Things have been moving along.  The pump is working but not as well as we would like.  There are still too many lows.  When lows happen on the pump at least you can shut it down  so that you aren't fighting the infusing insulin on top of the low.  none the less, we have been cutting the amount of base that Mr Footless gets at night.  We are still too high but this takes time.  The programmed amounts for food and getting down from the highs are too small.  we have improved this by a lot but it still isn't right. Another piece of unexpected education; infusion sets and hairy bellies make for horrible defoliation scenes when you take the old set off.  The way to make it work right is to take the tube off the set,draw around the adhesive with a sharpie, choose the site for the next set. shave it, insert the new set. and only then remove the old one.
We got the first electric and gas bills that mean something since the weatherization. after the first month with the heat on consistently our gas bill (Last year at this time 124.00) was..... 43.00.  The electric bill dropped by 16 dollars with the new refrigerator.  Hurrah.

Saturday, November 5, 2011

Mr Footless continues to wrestle the pump into submission

Mr Footless is not terribly happy with me.  The problem is that I read and comprehend direction and procedure easily and well. I am also a lot more at home with technology than he is.  The idea that the pump can make the calculations and administer the right bolus faster and easier than he can is counter to his life view.
This morning I helped him change the tubing and put in a new reservoir.  He discovered that eating and not administering a bolus dose is not a good idea, over all, and he begins to have a handle on it.  His morning blood sugars are still too low but over all he's doing good.

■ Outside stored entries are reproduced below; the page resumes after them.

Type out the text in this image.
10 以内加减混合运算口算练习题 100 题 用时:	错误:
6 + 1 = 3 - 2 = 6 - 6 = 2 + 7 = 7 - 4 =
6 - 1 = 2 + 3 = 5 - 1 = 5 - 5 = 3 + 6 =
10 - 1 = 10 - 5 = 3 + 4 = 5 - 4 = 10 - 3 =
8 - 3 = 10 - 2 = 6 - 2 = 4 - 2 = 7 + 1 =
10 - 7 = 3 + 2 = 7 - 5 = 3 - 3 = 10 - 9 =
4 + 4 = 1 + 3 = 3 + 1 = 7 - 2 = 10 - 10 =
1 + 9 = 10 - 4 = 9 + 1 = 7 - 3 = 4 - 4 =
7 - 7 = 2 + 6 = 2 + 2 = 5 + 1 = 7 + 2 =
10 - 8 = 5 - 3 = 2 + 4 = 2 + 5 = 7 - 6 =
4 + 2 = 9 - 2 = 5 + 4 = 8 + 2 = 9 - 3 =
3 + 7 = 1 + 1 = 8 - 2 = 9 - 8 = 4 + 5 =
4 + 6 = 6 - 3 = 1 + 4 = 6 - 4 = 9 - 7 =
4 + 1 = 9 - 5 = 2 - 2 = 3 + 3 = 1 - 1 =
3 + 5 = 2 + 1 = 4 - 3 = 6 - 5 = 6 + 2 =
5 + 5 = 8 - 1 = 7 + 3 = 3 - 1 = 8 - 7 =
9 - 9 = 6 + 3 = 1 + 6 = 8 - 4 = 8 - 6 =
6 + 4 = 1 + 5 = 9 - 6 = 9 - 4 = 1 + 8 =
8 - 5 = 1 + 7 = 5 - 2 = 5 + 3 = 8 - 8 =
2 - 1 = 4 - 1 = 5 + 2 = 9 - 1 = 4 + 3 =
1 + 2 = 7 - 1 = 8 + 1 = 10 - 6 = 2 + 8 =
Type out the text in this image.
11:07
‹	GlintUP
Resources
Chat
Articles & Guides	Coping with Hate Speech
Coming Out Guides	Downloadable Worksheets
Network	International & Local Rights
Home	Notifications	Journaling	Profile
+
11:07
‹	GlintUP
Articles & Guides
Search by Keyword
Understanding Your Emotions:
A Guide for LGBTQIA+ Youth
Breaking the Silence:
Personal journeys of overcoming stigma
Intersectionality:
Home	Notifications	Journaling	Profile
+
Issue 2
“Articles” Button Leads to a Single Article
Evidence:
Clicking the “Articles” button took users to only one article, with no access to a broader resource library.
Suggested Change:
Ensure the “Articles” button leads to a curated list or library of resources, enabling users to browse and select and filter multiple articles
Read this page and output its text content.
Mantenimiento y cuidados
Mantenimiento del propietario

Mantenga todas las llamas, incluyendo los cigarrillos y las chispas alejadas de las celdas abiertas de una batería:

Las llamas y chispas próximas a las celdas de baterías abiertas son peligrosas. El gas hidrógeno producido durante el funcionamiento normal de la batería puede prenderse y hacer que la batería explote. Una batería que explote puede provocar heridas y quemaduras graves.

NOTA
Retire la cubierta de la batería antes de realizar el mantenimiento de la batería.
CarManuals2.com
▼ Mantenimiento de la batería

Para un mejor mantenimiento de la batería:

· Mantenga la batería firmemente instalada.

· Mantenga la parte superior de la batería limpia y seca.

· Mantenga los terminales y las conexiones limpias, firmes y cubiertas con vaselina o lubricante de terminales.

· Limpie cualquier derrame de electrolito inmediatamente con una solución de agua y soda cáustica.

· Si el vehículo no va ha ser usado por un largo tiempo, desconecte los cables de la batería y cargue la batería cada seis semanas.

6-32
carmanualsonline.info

Wednesday, November 2, 2011

in which I consider whacking Mr Footless upside the head

Mr Footless Man has a number of things that I admire.  He is gentle, compassionate and he never teases me on a sore point.  He has among his more interesting qualities the ability to persist.  He doesn't back up any better than a pig, and he will apply himself to a problem and come to some sort of resolution by sheer stubborn bull hardheadedness. 
The fact that he has survived in as good health as he has is a tribute to his participation in his own care.  He put the pro in proactive back when MD meant Minor Deity (and the patient was supposed to do what the doctor said and no argument) and has participated in his care mostly to his better health and sometimes to his detriment.
After an intensive class and a week of studying the manuals, Mr Footless decided to begin using the insulin pump.  The first thing he told me was that he wanted to reprogram the basal dose and approximately double it.
I refrained from screaming (you have no idea how this is going to affect you and you want to fiddle with the numbers because you think they are wrong???? )and suggested through clenched teeth that he not mess with the programs until he had been on the pump for at least 48 hours.
  He grumphed but did as I suggested.  Good thing too.  Twelve hours in and I am pretty sure that he may need the base dose dialed back a bit.  It looks good so far.  His blood sugars are within reason and he seems to be getting the idea of letting the machine do the thinking.
I will be checking on him in a minute before I head in to bed.  it has been a long day.